J'ai dit plus haut (il y a à peine cinq secondes les mecs, franchement quoi, suivez un peu) que Robert Zemeckis et Bob Gale avaient une longue expérience derrière eux de l'écriture scénaristique (et Robert avait déjà fait quelques films mais essentiellement des gros bides, sacré Robert !). Le film en lui-même repose en grande partie sur toutes ses idées d'écriture, sa variété de ton (passant du "ta mère veut coucher avec toi, comme c'est cocasse" au "par contre tu vas disparaître de la réalité et ton père va rester puceau, allez salut"), son humour qui joue sur les différentes époques et les personnages qui, bien que très simples, restent bien croqués et rafraîchissants.
Un gros travail d'écriture donc, et qui mêle finalement pas mal de choses avec différents niveaux d'humour, liés aux différentes époques... C'est copieux.
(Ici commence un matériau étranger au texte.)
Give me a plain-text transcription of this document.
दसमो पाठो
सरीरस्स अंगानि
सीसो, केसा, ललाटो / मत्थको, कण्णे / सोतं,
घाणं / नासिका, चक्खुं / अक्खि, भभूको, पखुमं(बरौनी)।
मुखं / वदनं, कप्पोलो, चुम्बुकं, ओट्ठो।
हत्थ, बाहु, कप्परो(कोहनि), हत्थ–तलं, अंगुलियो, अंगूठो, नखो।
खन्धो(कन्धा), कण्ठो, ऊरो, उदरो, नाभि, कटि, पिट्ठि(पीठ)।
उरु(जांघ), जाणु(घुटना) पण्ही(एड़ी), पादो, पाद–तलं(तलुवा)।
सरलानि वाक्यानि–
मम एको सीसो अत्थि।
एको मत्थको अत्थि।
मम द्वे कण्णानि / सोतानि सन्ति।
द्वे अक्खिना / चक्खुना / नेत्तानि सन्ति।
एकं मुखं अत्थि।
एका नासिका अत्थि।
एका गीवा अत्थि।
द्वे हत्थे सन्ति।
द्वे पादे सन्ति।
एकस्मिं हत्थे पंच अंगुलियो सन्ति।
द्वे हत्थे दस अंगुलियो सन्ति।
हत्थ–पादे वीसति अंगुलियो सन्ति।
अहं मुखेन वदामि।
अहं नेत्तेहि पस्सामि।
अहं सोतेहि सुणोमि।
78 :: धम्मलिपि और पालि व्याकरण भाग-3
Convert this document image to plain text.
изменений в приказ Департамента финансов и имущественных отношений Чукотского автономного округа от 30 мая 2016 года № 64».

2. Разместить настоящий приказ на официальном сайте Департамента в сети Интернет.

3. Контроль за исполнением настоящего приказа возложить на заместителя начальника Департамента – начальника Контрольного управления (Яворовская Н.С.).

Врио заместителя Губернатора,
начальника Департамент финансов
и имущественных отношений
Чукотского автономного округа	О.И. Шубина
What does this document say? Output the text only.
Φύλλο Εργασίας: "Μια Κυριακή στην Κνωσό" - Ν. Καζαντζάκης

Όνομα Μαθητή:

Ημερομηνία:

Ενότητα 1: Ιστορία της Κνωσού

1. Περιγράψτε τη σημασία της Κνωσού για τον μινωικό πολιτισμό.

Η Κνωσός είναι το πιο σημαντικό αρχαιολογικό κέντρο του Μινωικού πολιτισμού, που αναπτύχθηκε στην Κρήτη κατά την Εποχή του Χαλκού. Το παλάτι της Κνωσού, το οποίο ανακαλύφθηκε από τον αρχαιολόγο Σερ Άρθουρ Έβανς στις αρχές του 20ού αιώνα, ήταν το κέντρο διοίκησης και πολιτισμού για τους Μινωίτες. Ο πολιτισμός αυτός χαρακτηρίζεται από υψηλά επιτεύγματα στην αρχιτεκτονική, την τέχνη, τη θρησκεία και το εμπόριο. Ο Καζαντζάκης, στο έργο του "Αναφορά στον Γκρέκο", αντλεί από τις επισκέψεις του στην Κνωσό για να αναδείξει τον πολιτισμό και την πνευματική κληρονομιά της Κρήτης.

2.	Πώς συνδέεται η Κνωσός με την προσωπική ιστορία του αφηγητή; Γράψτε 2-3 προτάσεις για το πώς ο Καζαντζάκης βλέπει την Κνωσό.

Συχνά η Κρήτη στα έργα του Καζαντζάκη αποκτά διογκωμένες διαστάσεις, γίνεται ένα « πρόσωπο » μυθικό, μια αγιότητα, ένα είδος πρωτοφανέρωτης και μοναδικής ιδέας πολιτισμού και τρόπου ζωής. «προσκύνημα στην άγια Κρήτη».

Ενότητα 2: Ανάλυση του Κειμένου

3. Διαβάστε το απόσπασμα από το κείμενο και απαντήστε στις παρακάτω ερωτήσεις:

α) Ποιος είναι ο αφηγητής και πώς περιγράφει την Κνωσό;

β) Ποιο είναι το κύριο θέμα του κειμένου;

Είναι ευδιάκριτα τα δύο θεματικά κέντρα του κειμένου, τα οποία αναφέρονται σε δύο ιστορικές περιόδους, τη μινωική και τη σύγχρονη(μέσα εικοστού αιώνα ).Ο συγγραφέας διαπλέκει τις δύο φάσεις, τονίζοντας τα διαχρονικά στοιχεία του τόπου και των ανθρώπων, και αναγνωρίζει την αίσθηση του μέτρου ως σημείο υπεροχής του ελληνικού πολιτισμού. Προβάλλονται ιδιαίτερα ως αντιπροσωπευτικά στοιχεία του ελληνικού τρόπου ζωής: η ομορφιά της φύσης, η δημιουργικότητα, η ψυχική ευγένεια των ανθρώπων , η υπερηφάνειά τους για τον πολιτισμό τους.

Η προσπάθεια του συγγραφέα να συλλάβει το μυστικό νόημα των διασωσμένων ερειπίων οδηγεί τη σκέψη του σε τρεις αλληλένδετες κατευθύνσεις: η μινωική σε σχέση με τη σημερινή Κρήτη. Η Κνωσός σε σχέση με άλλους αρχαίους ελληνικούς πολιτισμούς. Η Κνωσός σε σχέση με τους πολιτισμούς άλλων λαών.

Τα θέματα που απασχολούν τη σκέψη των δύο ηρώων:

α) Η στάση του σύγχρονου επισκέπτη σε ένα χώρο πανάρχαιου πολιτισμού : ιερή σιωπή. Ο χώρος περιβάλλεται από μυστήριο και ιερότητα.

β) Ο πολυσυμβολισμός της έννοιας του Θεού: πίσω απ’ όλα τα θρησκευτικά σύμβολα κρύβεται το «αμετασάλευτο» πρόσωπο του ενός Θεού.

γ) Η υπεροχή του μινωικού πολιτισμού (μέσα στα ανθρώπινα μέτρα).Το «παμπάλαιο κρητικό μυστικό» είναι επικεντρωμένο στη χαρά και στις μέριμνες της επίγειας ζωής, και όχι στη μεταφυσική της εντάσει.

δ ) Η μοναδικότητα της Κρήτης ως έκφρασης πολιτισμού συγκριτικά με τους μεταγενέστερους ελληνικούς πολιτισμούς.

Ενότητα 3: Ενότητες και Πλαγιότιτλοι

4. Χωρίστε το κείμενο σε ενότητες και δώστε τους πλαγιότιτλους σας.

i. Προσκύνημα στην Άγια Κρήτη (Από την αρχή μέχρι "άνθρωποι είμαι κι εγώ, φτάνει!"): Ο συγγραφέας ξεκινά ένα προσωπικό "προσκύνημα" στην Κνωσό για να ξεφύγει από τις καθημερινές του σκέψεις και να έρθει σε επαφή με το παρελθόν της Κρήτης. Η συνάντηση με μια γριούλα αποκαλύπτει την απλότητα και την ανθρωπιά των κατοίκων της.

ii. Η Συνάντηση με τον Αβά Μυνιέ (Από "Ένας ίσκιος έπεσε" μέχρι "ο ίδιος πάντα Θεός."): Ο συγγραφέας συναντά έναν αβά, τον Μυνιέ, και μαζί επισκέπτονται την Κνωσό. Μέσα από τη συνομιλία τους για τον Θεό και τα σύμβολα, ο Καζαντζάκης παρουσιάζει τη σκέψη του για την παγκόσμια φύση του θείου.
Et sur le papier ça pourrait très facilement se barrer dans tous les sens.
C'est le jeu subtil sur le rythme, la répétition et le contre-temps, qui permet de tenir toute cette structure ensemble dans une narration facile à comprendre et "qui passe crème", comme disent les djeun's (saloperie de djeun's !).

(Et puis c'est aussi ça qui nous fait oublier que les intrigues temporelles sont, comme souvent, incohérentes. Genre, comment ça se fait que les parents de Marty ne se souviennent pas de lui quand il revient en 1985 ? Et puisqu'il a changé le présent de manière bénéfique concernant ses parents, est-ce que ça n'a pas changé ses fréquentations et donc sa rencontre avec Doc, annulant par là même son voyage dans le temps ? Si Biff a essayé de violer la mère de Marty, comment se fait-il que son père l'ait gardé comme larbin trente ans après au lieu de, genre, porter plainte/le tuer/le garder à distance de sa femme ? Comment sa fait-il que le vieux Biff puisse parler avec le jeune Biff alors que Doc dit que cela peut endommager le tissu même de l'univers ? HEIN ?? TU PEUX RÉPONDRE A CA ROBERT ???
Revenons à nos moutons.)

Le film est un exemple de la narration ultra-efficace : elle est bourrée de détails et de rebondissements, ce qui excite le cerveau du spectateur qui peut se gaver, sans pour autant qu'elle soit confuse.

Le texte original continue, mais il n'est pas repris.